Five of the missiles fired by China landed in Japan's Exclusive Economic Zone off Hateruma, an island far south of Japan's main islands, Japanese Defense Minister Nobuo Kishi said. He said Japan protested the missile landings to China as serious threats to Japan's national security and the safety of the Japanese people. The Defense Ministry of Japan speculated that four missiles flew over Taipei, the capital city, crossing the mainland, according to a statement on its embassy in D.C. posted on Twitter. Taiwan's Defense Ministry denies the claim, saying that the flight path is outside the atmosphere and is not harmful to the vast area on the ground it flies over. The drills were prompted by a visit to Taiwan this week by Pelosi and are intended to advertise China's threat to attack the self-governing island republic. China has long threatened military retaliation over its moves to isolate Taiwan diplomatically, as well as its moves to solidify its de facto independence with the support of key allies including the U.S.
China fired long-range explosives, the Eastern Theater Command of the People's Liberation Army, the ruling Communist Party's military wing, said in a statement. It also carried out multiple conventional missile launches in three different areas of the eastern waters off Taiwan. An accompanying graphic on the state broadcaster CCTV showed that occurred in the north, east and south.

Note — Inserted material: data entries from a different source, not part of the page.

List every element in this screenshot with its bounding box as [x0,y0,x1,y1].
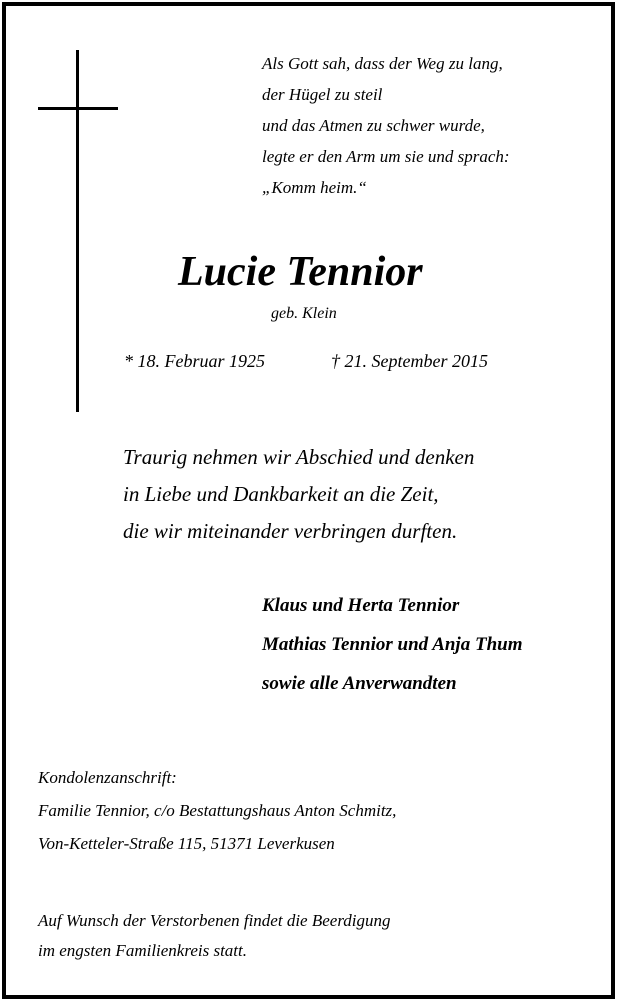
poem [262,48,510,203]
signer-line: sowie alle Anverwandten [262,673,457,694]
condolence-label: Kondolenzanschrift: [38,768,177,787]
condolence-line: Familie Tennior, c/o Bestattungshaus Anton Schmitz, [38,801,397,820]
mourning-text [123,439,474,550]
birth-name: geb. Klein [271,305,337,322]
poem-line: „Komm heim.“ [262,178,367,197]
birth-date: * 18. Februar 1925 [124,351,265,371]
signer-line: Klaus und Herta Tennior [262,595,460,616]
mourning-line: Traurig nehmen wir Abschied und denken [123,445,475,469]
signer-line: Mathias Tennior und Anja Thum [262,634,523,655]
obituary-frame [2,2,615,999]
condolence-address [38,761,396,860]
burial-note-line: Auf Wunsch der Verstorbenen findet die Beerdigung [38,911,391,930]
death-date: † 21. September 2015 [331,351,488,371]
poem-line: Als Gott sah, dass der Weg zu lang, [262,54,503,73]
cross-vertical-bar [76,50,79,412]
cross-horizontal-bar [38,107,118,110]
deceased-name: Lucie Tennior [178,249,423,295]
poem-line: legte er den Arm um sie und sprach: [262,147,510,166]
signers [262,586,522,703]
poem-line: und das Atmen zu schwer wurde, [262,116,485,135]
burial-note-line: im engsten Familienkreis statt. [38,941,248,960]
poem-line: der Hügel zu steil [262,85,383,104]
burial-note [38,906,391,966]
mourning-line: die wir miteinander verbringen durften. [123,519,458,543]
condolence-line: Von-Ketteler-Straße 115, 51371 Leverkusen [38,834,335,853]
mourning-line: in Liebe und Dankbarkeit an die Zeit, [123,482,439,506]
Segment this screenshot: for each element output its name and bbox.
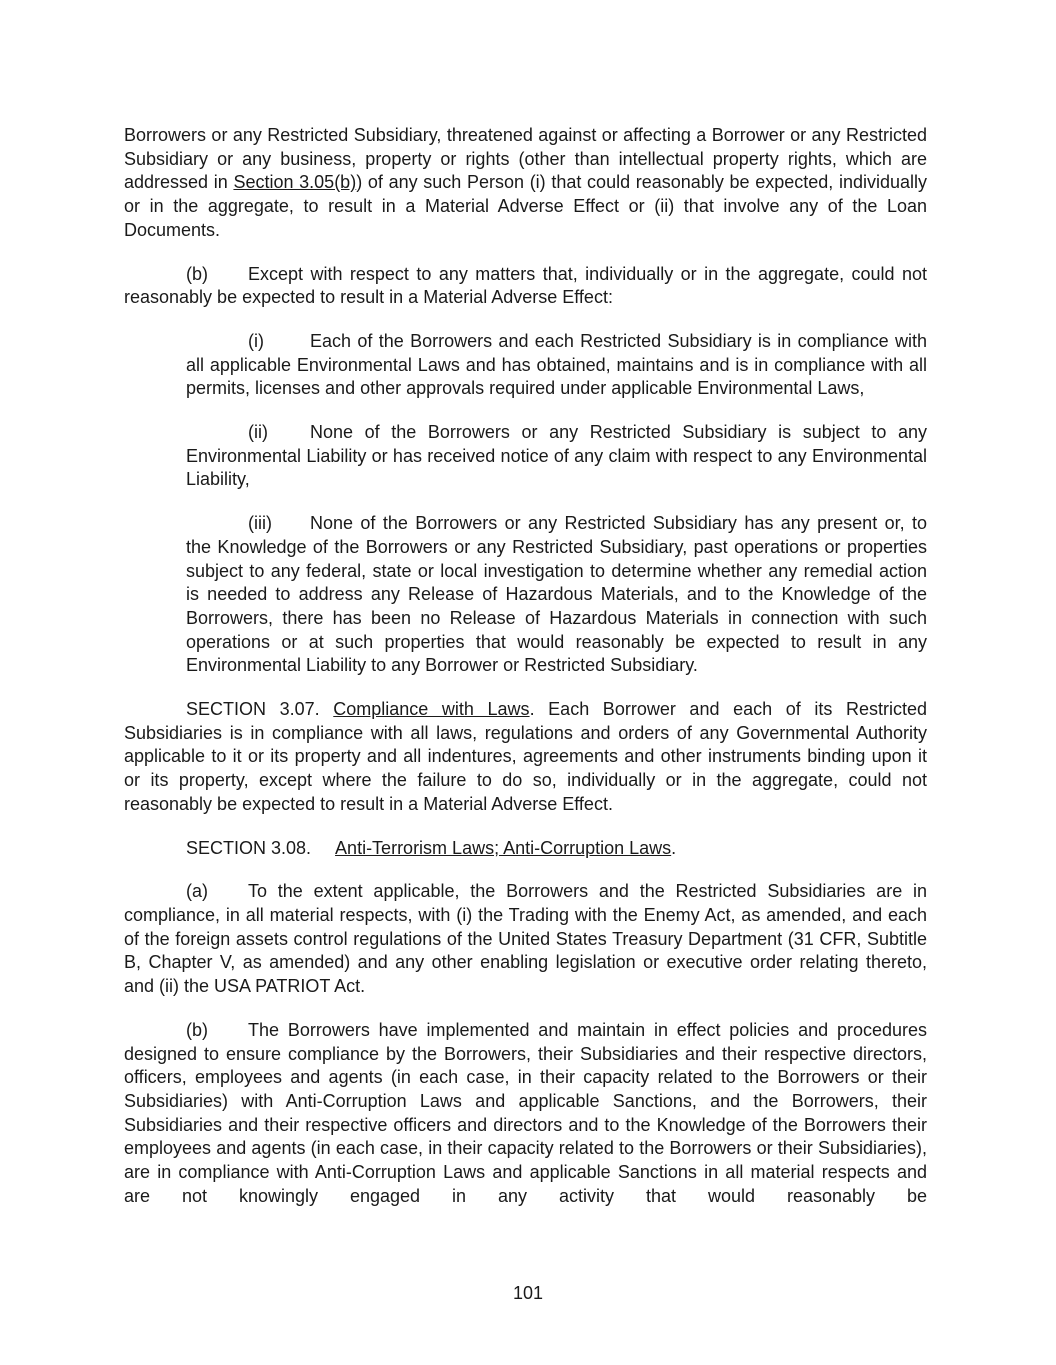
page-number: 101 xyxy=(512,1283,544,1303)
paragraph-b: (b) Except with respect to any matters that, individually or in the aggregate, could not reasonably be expected to result in a Material Adverse Effect: xyxy=(124,263,927,308)
section-label: SECTION 3.08. xyxy=(186,837,312,858)
page-content xyxy=(124,124,927,1228)
paragraph-continuation: Borrowers or any Restricted Subsidiary, threatened against or affecting a Borrower or any Restricted Subsidiary or any business, property or rights (other than intellectual property rights, which are addressed in Section 3.05(b)) of any such Person (i) that could reasonably be expected, individually or in the aggregate, to result in a Material Adverse Effect or (ii) that involve any of the Loan Documents. xyxy=(124,125,927,240)
clause-label: (iii) xyxy=(248,513,272,534)
section-title: Anti-Terrorism Laws; Anti-Corruption Laws xyxy=(335,837,672,858)
section-3-07: SECTION 3.07. Compliance with Laws. Each Borrower and each of its Restricted Subsidiaries is in compliance with all laws, regulations and orders of any Governmental Authority applicable to it or its property and all indentures, agreements and other instruments binding upon it or its property, except where the failure to do so, individually or in the aggregate, could not reasonably be expected to result in a Material Adverse Effect. xyxy=(124,699,927,814)
paragraph-iii: (iii) None of the Borrowers or any Restricted Subsidiary has any present or, to the Knowledge of the Borrowers or any Restricted Subsidiary, past operations or properties subject to any federal, state or local investigation to determine whether any remedial action is needed to address any Release of Hazardous Materials, and to the Knowledge of the Borrowers, there has been no Release of Hazardous Materials in connection with such operations or at such properties that would reasonably be expected to result in any Environmental Liability to any Borrower or Restricted Subsidiary. xyxy=(186,513,927,676)
clause-label: (a) xyxy=(186,881,208,902)
paragraph-ii: (ii) None of the Borrowers or any Restricted Subsidiary is subject to any Environmental Liability or has received notice of any claim with respect to any Environmental Liability, xyxy=(186,422,927,490)
paragraph-i: (i) Each of the Borrowers and each Restricted Subsidiary is in compliance with all applicable Environmental Laws and has obtained, maintains and is in compliance with all permits, licenses and other approvals required under applicable Environmental Laws, xyxy=(186,330,927,399)
clause-label: (ii) xyxy=(248,422,268,443)
section-3-08: SECTION 3.08. Anti-Terrorism Laws; Anti-Corruption Laws. xyxy=(186,837,677,858)
section-reference-link: Section 3.05(b) xyxy=(233,172,357,193)
paragraph-b-anticorruption: (b) The Borrowers have implemented and maintain in effect policies and procedures designed to ensure compliance by the Borrowers, their Subsidiaries and their respective directors, officers, employees and agents (in each case, in their capacity related to the Borrowers or their Subsidiaries) with Anti-Corruption Laws and applicable Sanctions, and the Borrowers, their Subsidiaries and their respective officers and directors and to the Knowledge of the Borrowers their employees and agents (in each case, in their capacity related to the Borrowers or their Subsidiaries), are in compliance with Anti-Corruption Laws and applicable Sanctions in all material respects and are not knowingly engaged in any activity that would reasonably be xyxy=(124,1019,927,1206)
clause-label: (b) xyxy=(186,263,208,284)
clause-label: (i) xyxy=(248,330,264,351)
section-title: Compliance with Laws xyxy=(333,699,530,720)
section-label: SECTION 3.07. xyxy=(186,699,320,720)
clause-label: (b) xyxy=(186,1019,208,1040)
paragraph-a: (a) To the extent applicable, the Borrowers and the Restricted Subsidiaries are in compliance, in all material respects, with (i) the Trading with the Enemy Act, as amended, and each of the foreign assets control regulations of the United States Treasury Department (31 CFR, Subtitle B, Chapter V, as amended) and any other enabling legislation or executive order relating thereto, and (ii) the USA PATRIOT Act. xyxy=(124,881,927,997)
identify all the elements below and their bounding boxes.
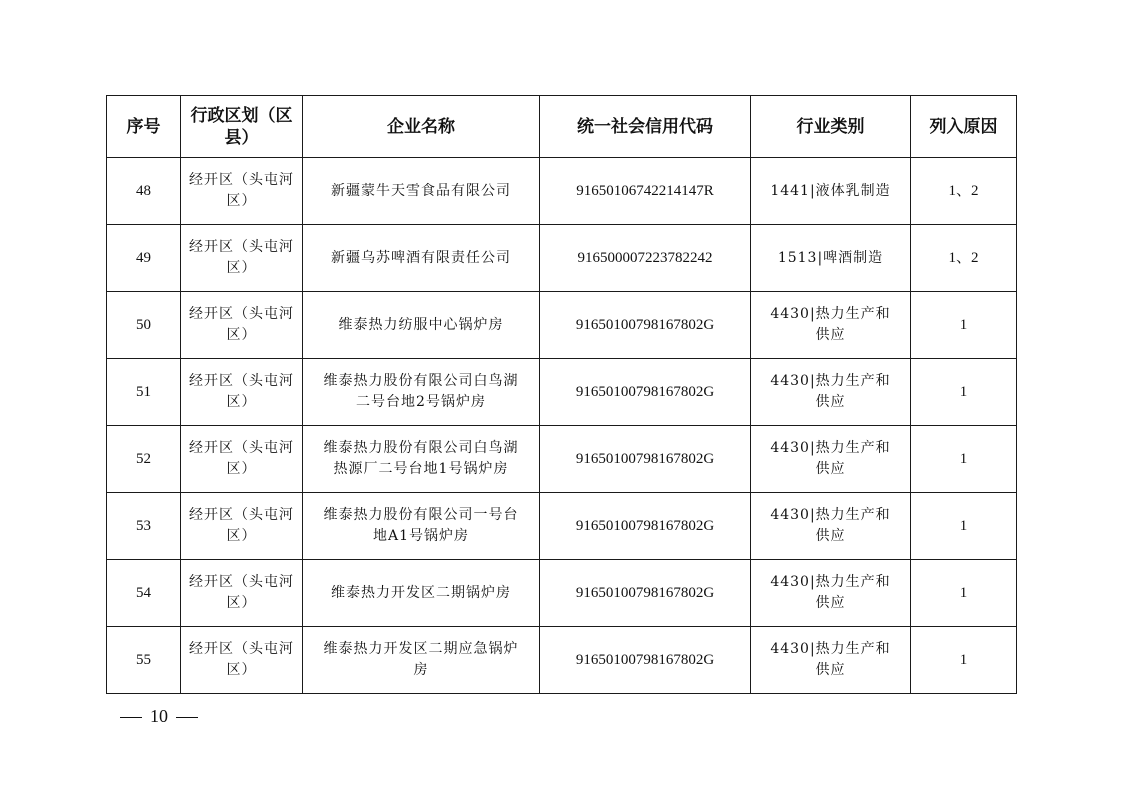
cell-serial-number: 54	[107, 560, 181, 627]
footer-dash-right	[176, 717, 198, 718]
cell-credit-code: 91650100798167802G	[540, 359, 751, 426]
header-credit-code: 统一社会信用代码	[540, 96, 751, 158]
cell-credit-code: 91650100798167802G	[540, 627, 751, 694]
table-row	[107, 225, 1017, 292]
header-serial-number: 序号	[107, 96, 181, 158]
cell-credit-code: 91650100798167802G	[540, 493, 751, 560]
header-reason: 列入原因	[911, 96, 1017, 158]
cell-district: 经开区（头屯河区）	[181, 292, 303, 359]
cell-reason: 1	[911, 560, 1017, 627]
cell-district: 经开区（头屯河区）	[181, 560, 303, 627]
cell-industry: 4430|热力生产和供应	[751, 359, 911, 426]
footer-dash-left	[120, 717, 142, 718]
cell-company-name: 维泰热力股份有限公司白鸟湖热源厂二号台地1号锅炉房	[303, 426, 540, 493]
cell-serial-number: 53	[107, 493, 181, 560]
cell-reason: 1	[911, 493, 1017, 560]
cell-serial-number: 48	[107, 158, 181, 225]
table-row	[107, 426, 1017, 493]
header-district: 行政区划（区县）	[181, 96, 303, 158]
cell-company-name: 维泰热力开发区二期应急锅炉房	[303, 627, 540, 694]
header-company-name: 企业名称	[303, 96, 540, 158]
cell-industry: 4430|热力生产和供应	[751, 426, 911, 493]
cell-company-name: 维泰热力纺服中心锅炉房	[303, 292, 540, 359]
cell-serial-number: 55	[107, 627, 181, 694]
cell-serial-number: 51	[107, 359, 181, 426]
table-row	[107, 359, 1017, 426]
cell-credit-code: 916500007223782242	[540, 225, 751, 292]
cell-serial-number: 49	[107, 225, 181, 292]
cell-reason: 1	[911, 292, 1017, 359]
table-row	[107, 627, 1017, 694]
cell-reason: 1	[911, 426, 1017, 493]
cell-credit-code: 91650100798167802G	[540, 426, 751, 493]
cell-company-name: 维泰热力股份有限公司一号台地A1号锅炉房	[303, 493, 540, 560]
cell-industry: 4430|热力生产和供应	[751, 493, 911, 560]
cell-district: 经开区（头屯河区）	[181, 426, 303, 493]
page-footer	[112, 706, 206, 727]
cell-reason: 1、2	[911, 225, 1017, 292]
cell-reason: 1、2	[911, 158, 1017, 225]
cell-company-name: 新疆乌苏啤酒有限责任公司	[303, 225, 540, 292]
header-industry: 行业类别	[751, 96, 911, 158]
table-row	[107, 560, 1017, 627]
cell-credit-code: 91650100798167802G	[540, 292, 751, 359]
cell-credit-code: 91650100798167802G	[540, 560, 751, 627]
cell-industry: 4430|热力生产和供应	[751, 560, 911, 627]
table-header-row	[107, 96, 1017, 158]
enterprise-table	[106, 95, 1017, 694]
cell-serial-number: 52	[107, 426, 181, 493]
table-row	[107, 493, 1017, 560]
cell-industry: 4430|热力生产和供应	[751, 292, 911, 359]
cell-district: 经开区（头屯河区）	[181, 225, 303, 292]
cell-industry: 1441|液体乳制造	[751, 158, 911, 225]
cell-reason: 1	[911, 627, 1017, 694]
cell-district: 经开区（头屯河区）	[181, 627, 303, 694]
table-row	[107, 158, 1017, 225]
cell-company-name: 维泰热力开发区二期锅炉房	[303, 560, 540, 627]
cell-serial-number: 50	[107, 292, 181, 359]
cell-district: 经开区（头屯河区）	[181, 493, 303, 560]
cell-industry: 1513|啤酒制造	[751, 225, 911, 292]
cell-company-name: 维泰热力股份有限公司白鸟湖二号台地2号锅炉房	[303, 359, 540, 426]
cell-company-name: 新疆蒙牛天雪食品有限公司	[303, 158, 540, 225]
enterprise-table-container	[106, 95, 1016, 694]
page-number: 10	[150, 706, 168, 726]
table-row	[107, 292, 1017, 359]
cell-district: 经开区（头屯河区）	[181, 359, 303, 426]
cell-district: 经开区（头屯河区）	[181, 158, 303, 225]
cell-credit-code: 91650106742214147R	[540, 158, 751, 225]
cell-industry: 4430|热力生产和供应	[751, 627, 911, 694]
cell-reason: 1	[911, 359, 1017, 426]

The Eastern Theater said in its announcement that all missiles hit the target accurately. No more details were given.
John Kirby, a U.S. National Security Council spokesman, condemned the launches and military activity surrounding Taiwan.
He said Thursday that China has chosen to overreact and use the speaker's visit as a pretext to increase provocative military activity in and around the Taiwan Strait. We will not be enticed from operating in the seas and skies of the Western Pacific consistent with international law, as we have for decades supported Taiwan and defending a free and open Indo-Pacific. Taiwan's defense ministry said it had followed the firing of Chinese Dongfeng series missiles beginning around 1: 56 p.m. Thursday. In a statement, it used various early warning systems to track missile launches. It later said it counted 11 Dongfeng missiles in the waters in the north, east and south.
The ministry also found long-distance rockets and ammunition firing in outlying islands in Dongyin, Wuqiu and Matsu.
Taiwanie President Tsai Ing-wen criticized the drills in a public video address, saying China destroyed the status quo and violated our sovereignty with its irresponsible actions. She urged China to be reasonable and restrained. She said that we are calm and not impulsive, we are reasonable and not provocative. We will be firm and not back down. Tsai said Taiwan is in communication with its allies to make sure things don't escalate further.